Pattern Matching with Mismatches and Wildcards

In this work, we address the problem of approximate pattern matching with wildcards. Given a pattern $P$ of length $m$ containing $D$ wildcards, a text $T$ of length $n$, and an integer $k$, our objective is to identify all fragments of $T$ within Hamming distance $k$ from $P$. Our primary contribution is an algorithm with runtime $O(n+(D+k)(G+k)\cdot n/m)$ for this problem. Here, $G \le D$ represents the number of maximal wildcard fragments in $P$. We derive this algorithm by elaborating in a non-trivial way on the ideas presented by [Charalampopoulos et al., FOCS'20] for pattern matching with mismatches (without wildcards). Our algorithm improves over the state of the art when $D$, $G$, and $k$ are small relative to $n$. For instance, if $m = n/2$, $k=G=n^{2/5}$, and $D=n^{3/5}$, our algorithm operates in $O(n)$ time, surpassing the $\Omega(n^{6/5})$ time requirement of all previously known algorithms. In the case of exact pattern matching with wildcards ($k=0$), we present a much simpler algorithm with runtime $O(n+DG\cdot n/m)$ that clearly illustrates our main technical innovation: the utilisation of positions of $P$ that do not belong to any fragment of $P$ with a density of wildcards much larger than $D/m$ as anchors for the sought (approximate) occurrences. Notably, our algorithm outperforms the best-known $O(n\log m)$-time FFT-based algorithms of [Cole and Hariharan, STOC'02] and [Clifford and Clifford, IPL'04] if $DG = o(m\log m)$. We complement our algorithmic results with a structural characterization of the $k$-mismatch occurrences of $P$. We demonstrate that in a text of length $O(m)$, these occurrences can be partitioned into $O((D+k)(G+k))$ arithmetic progressions. Additionally, we construct an infinite family of examples with $\Omega((D+k)k)$ arithmetic progressions of occurrences, leveraging a combinatorial result on progression-free sets [Elkin, SODA'10].

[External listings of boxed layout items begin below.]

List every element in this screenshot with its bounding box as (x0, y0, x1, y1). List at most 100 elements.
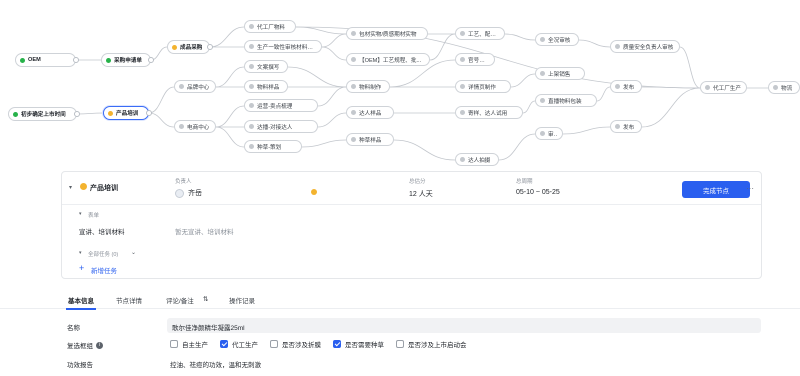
flow-node-fabu2[interactable]: 发布 (610, 120, 642, 133)
tab-operation-log[interactable]: 操作记录 (229, 295, 255, 305)
node-status-icon (615, 84, 620, 89)
flow-node-zhibo-wuliao[interactable]: 直播物料包装 (535, 94, 597, 107)
checkbox-option[interactable]: 是否涉及折膜 (270, 339, 321, 349)
owner-field[interactable]: 齐岳 (175, 188, 202, 198)
complete-node-button[interactable]: 完成节点 (682, 181, 750, 198)
checkbox-option[interactable]: 是否需要种草 (333, 339, 384, 349)
flow-node-dalian-daren[interactable]: 达播-对接达人 (244, 120, 318, 133)
node-status-icon (249, 44, 254, 49)
tab-basic-info[interactable]: 基本信息 (66, 295, 96, 310)
node-status-icon (460, 157, 465, 162)
score-column-label: 总估分 (409, 179, 426, 185)
flow-node-oem-gongyi[interactable]: 【OEM】工艺规程、批... (346, 53, 430, 66)
node-status-icon (249, 84, 254, 89)
node-status-icon (179, 84, 184, 89)
add-icon[interactable]: + (79, 264, 84, 273)
collapse-arrow-icon[interactable]: ▾ (69, 184, 72, 191)
flow-node-zhongcao-cehua[interactable]: 种草-策划 (244, 140, 302, 153)
flow-link (393, 139, 456, 161)
flow-node-daren-pailian[interactable]: 达人拍摄 (455, 153, 499, 166)
checkbox-icon[interactable] (270, 340, 278, 348)
form-collapse-icon[interactable]: ▾ (79, 211, 82, 217)
sort-icon[interactable]: ⇅ (203, 295, 208, 303)
node-status-icon (13, 111, 18, 117)
node-status-icon (20, 57, 25, 63)
checkbox-icon[interactable] (333, 340, 341, 348)
flow-node-shangjia-xiaoshou[interactable]: 上架销售 (535, 67, 585, 80)
flow-node-xiangqingye-zhizuo[interactable]: 详情页制作 (455, 80, 511, 93)
flow-link (76, 112, 104, 115)
flow-link (522, 100, 536, 114)
period-column-label: 总周期 (516, 179, 533, 185)
flow-node-pinpai-zhongxin[interactable]: 品牌中心 (174, 80, 216, 93)
flow-link (317, 112, 347, 128)
node-label: 运营-卖点梳理 (257, 103, 293, 110)
status-dot-icon (80, 183, 87, 190)
node-label: 官号发布 (468, 57, 489, 64)
flow-link (148, 112, 175, 128)
connector-port-icon[interactable] (148, 57, 154, 63)
node-status-icon (460, 110, 465, 115)
checkbox-icon[interactable] (220, 340, 228, 348)
checkbox-icon[interactable] (170, 340, 178, 348)
flow-node-gongyi-peifang[interactable]: 工艺、配方审核 (455, 27, 505, 40)
period-value: 05-10 ~ 05-25 (516, 189, 560, 196)
node-status-icon (249, 24, 254, 29)
more-options-icon[interactable]: ··· (746, 184, 754, 193)
flow-node-daren-yangpin[interactable]: 达人样品 (346, 106, 394, 119)
new-task-link[interactable]: 新增任务 (91, 265, 117, 275)
tab-comments[interactable]: 评论/备注 (166, 295, 194, 305)
flow-link (148, 86, 175, 114)
checkbox-option[interactable]: 自主生产 (170, 339, 208, 349)
flow-node-chengpin[interactable]: 成品采购 (167, 40, 213, 54)
flow-node-yunying-maidian[interactable]: 运营-卖点梳理 (244, 99, 318, 112)
flow-node-wuliu[interactable]: 物流 (768, 81, 800, 94)
flow-node-shengchan-yizhi[interactable]: 生产一致性审核材料准备 (244, 40, 322, 53)
flow-node-quanchang-shenhe[interactable]: 全况审核 (535, 33, 579, 46)
flow-node-caigou-req[interactable]: 采购申请单 (101, 53, 154, 67)
node-label: 【OEM】工艺规程、批... (359, 57, 422, 64)
info-icon[interactable]: i (96, 341, 103, 349)
flow-node-daigongchang-shengchan[interactable]: 代工厂生产 (700, 81, 747, 94)
flow-link (215, 66, 245, 88)
tasks-collapse-icon[interactable]: ▾ (79, 250, 82, 256)
connector-port-icon[interactable] (74, 111, 80, 117)
flow-node-oem[interactable]: OEM (15, 53, 79, 67)
connector-port-icon[interactable] (146, 110, 152, 116)
flow-node-guanhao-fabu[interactable]: 官号发布 (455, 53, 495, 66)
checkbox-icon[interactable] (396, 340, 404, 348)
checkbox-option[interactable]: 是否涉及上市启动会 (396, 339, 467, 349)
flow-node-chanpin-peixun[interactable]: 产品培训 (103, 106, 152, 120)
node-status-icon (615, 44, 620, 49)
flow-link (429, 33, 456, 61)
flow-node-chubu-queding[interactable]: 初步确定上市时间 (8, 107, 80, 121)
checkbox-option[interactable]: 代工生产 (220, 339, 258, 349)
flow-node-baocai-shiwu[interactable]: 包材实物/质感期材实物 (346, 27, 428, 40)
flow-node-fabu1[interactable]: 发布 (610, 80, 642, 93)
flow-node-wenan-zhuanxie[interactable]: 文案撰写 (244, 60, 288, 73)
node-status-icon (351, 84, 356, 89)
node-label: 种草-策划 (257, 144, 282, 151)
owner-column-label: 负责人 (175, 179, 192, 185)
name-input[interactable]: 歌尔佳净颜精华凝露25ml (167, 318, 761, 333)
checkbox-label: 代工生产 (232, 342, 258, 349)
flow-node-zhongcao-yangpin[interactable]: 种草样品 (346, 133, 394, 146)
node-status-icon (351, 137, 356, 142)
connector-port-icon[interactable] (207, 44, 213, 50)
tab-node-details[interactable]: 节点详情 (116, 295, 142, 305)
flow-node-jiyang-daren[interactable]: 寄样、达人试用 (455, 106, 523, 119)
node-status-icon (773, 85, 778, 90)
node-status-icon (705, 85, 710, 90)
flow-node-wuliao-zhizuo[interactable]: 物料制作 (346, 80, 390, 93)
flow-link (679, 46, 701, 89)
flow-node-zhiliang-anquan[interactable]: 质量安全负责人审核 (610, 40, 680, 53)
connector-port-icon[interactable] (73, 57, 79, 63)
flow-node-shenhe[interactable]: 审核 (535, 127, 563, 140)
flow-node-daigong-wuliao[interactable]: 代工厂物料 (244, 20, 296, 33)
flow-node-wuliao-yangpin[interactable]: 物料样品 (244, 80, 288, 93)
flow-node-dianshang-zhongxin[interactable]: 电商中心 (174, 120, 216, 133)
checkbox-label: 是否涉及上市启动会 (408, 342, 467, 349)
all-tasks-label[interactable]: 全部任务 (0) (88, 250, 118, 258)
node-label: 电商中心 (187, 124, 210, 131)
chevron-down-icon[interactable]: ⌄ (131, 249, 136, 256)
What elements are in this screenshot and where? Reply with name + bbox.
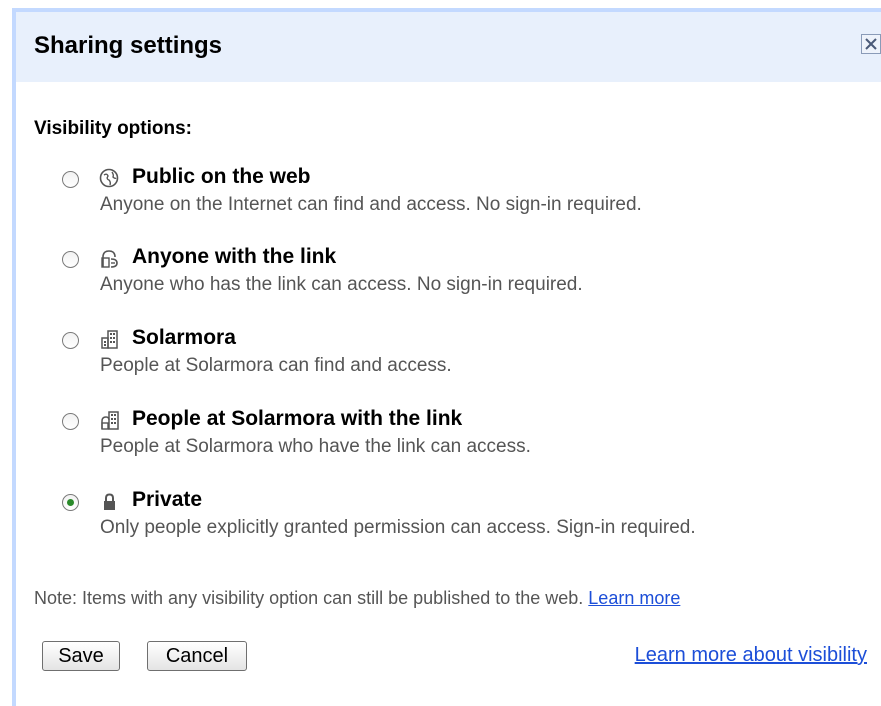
link-person-icon	[101, 250, 118, 268]
cancel-button[interactable]: Cancel	[147, 641, 247, 671]
globe-icon	[99, 168, 119, 188]
option-solarmora[interactable]: Solarmora People at Solarmora can find a…	[60, 325, 860, 385]
option-private[interactable]: Private Only people explicitly granted p…	[60, 487, 860, 547]
option-description: Anyone who has the link can access. No s…	[100, 274, 583, 295]
option-description: People at Solarmora who have the link ca…	[100, 436, 531, 457]
option-solarmora-with-link[interactable]: People at Solarmora with the link People…	[60, 406, 860, 466]
option-anyone-with-link[interactable]: Anyone with the link Anyone who has the …	[60, 244, 860, 304]
radio-private[interactable]	[62, 494, 79, 511]
option-title: Private	[132, 488, 203, 511]
radio-solarmora-with-link[interactable]	[62, 413, 79, 430]
close-button[interactable]	[861, 34, 881, 54]
radio-anyone-with-link[interactable]	[62, 251, 79, 268]
option-description: Anyone on the Internet can find and acce…	[100, 194, 642, 215]
option-description: People at Solarmora can find and access.	[100, 355, 452, 376]
building-icon	[101, 330, 118, 349]
learn-more-about-visibility-link[interactable]: Learn more about visibility	[635, 644, 867, 667]
option-title: Anyone with the link	[132, 245, 337, 268]
sharing-settings-dialog: Sharing settings Visibility options: Pub…	[12, 8, 881, 706]
close-x-icon	[865, 38, 877, 50]
dialog-title: Sharing settings	[34, 32, 223, 59]
learn-more-link[interactable]: Learn more	[588, 588, 680, 608]
publish-note-text: Note: Items with any visibility option c…	[34, 588, 584, 608]
lock-icon	[104, 493, 115, 510]
publish-note: Note: Items with any visibility option c…	[34, 588, 680, 609]
option-public-on-web[interactable]: Public on the web Anyone on the Internet…	[60, 164, 860, 224]
option-title: People at Solarmora with the link	[132, 407, 463, 430]
option-title: Solarmora	[132, 326, 236, 349]
radio-solarmora[interactable]	[62, 332, 79, 349]
option-title: Public on the web	[132, 165, 311, 188]
page: Sharing settings Visibility options: Pub…	[0, 0, 881, 706]
save-button[interactable]: Save	[42, 641, 120, 671]
radio-selected-dot	[67, 499, 74, 506]
top-edge	[0, 0, 881, 8]
dialog-titlebar: Sharing settings	[16, 12, 881, 82]
option-description: Only people explicitly granted permissio…	[100, 517, 696, 538]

翻译：本文研究含通配符的近似模式匹配问题。给定长度为 $m$、包含 $D$ 个通配符的模式 $P$，长度为 $n$ 的文本 $T$，以及整数 $k$，目标是找出 $T$ 中与 $P$ 的汉明距离不超过 $k$ 的所有片段。我们的主要贡献是提出一个运行时间为 $O(n+(D+k)(G+k)\cdot n/m)$ 的算法，其中 $G \le D$ 表示 $P$ 中最大通配符片段的数目。该算法通过深度拓展 [Charalampopoulos 等，FOCS'20] 针对不含通配符的容错模式匹配思想而获得。当 $D$、$G$ 和 $k$ 相对于 $n$ 较小时，本算法优于现有技术。例如，当 $m = n/2$、$k=G=n^{2/5}$、$D=n^{3/5}$ 时，算法可在 $O(n)$ 时间内运行，超越所有已知算法所需的 $\Omega(n^{6/5})$ 时间。在精确通配符模式匹配（$k=0$）场景下，我们提出一个更简洁的算法，运行时间为 $O(n+DG\cdot n/m)$，清晰阐释了核心技术创新：利用 $P$ 中不属于任何具有远大于 $D/m$ 通配符密度的片段的位置，作为待求（近似）匹配的锚点。值得注意的是，当 $DG = o(m\log m)$ 时，本算法优于 [Cole 和 Hariharan，STOC'02] 及 [Clifford 和 Clifford，IPL'04] 中基于快速傅里叶变换的 $O(n\log m)$ 最优算法。我们进一步通过 $P$ 的 $k$-错配匹配结构刻画补充算法结果：在长度为 $O(m)$ 的文本中，这些匹配可划分为 $O((D+k)(G+k))$ 个等差数列。此外，利用无等差数列集的组合结果 [Elkin，SODA'10]，我们构造了包含 $\Omega((D+k)k)$ 个匹配等差数列的无限实例族。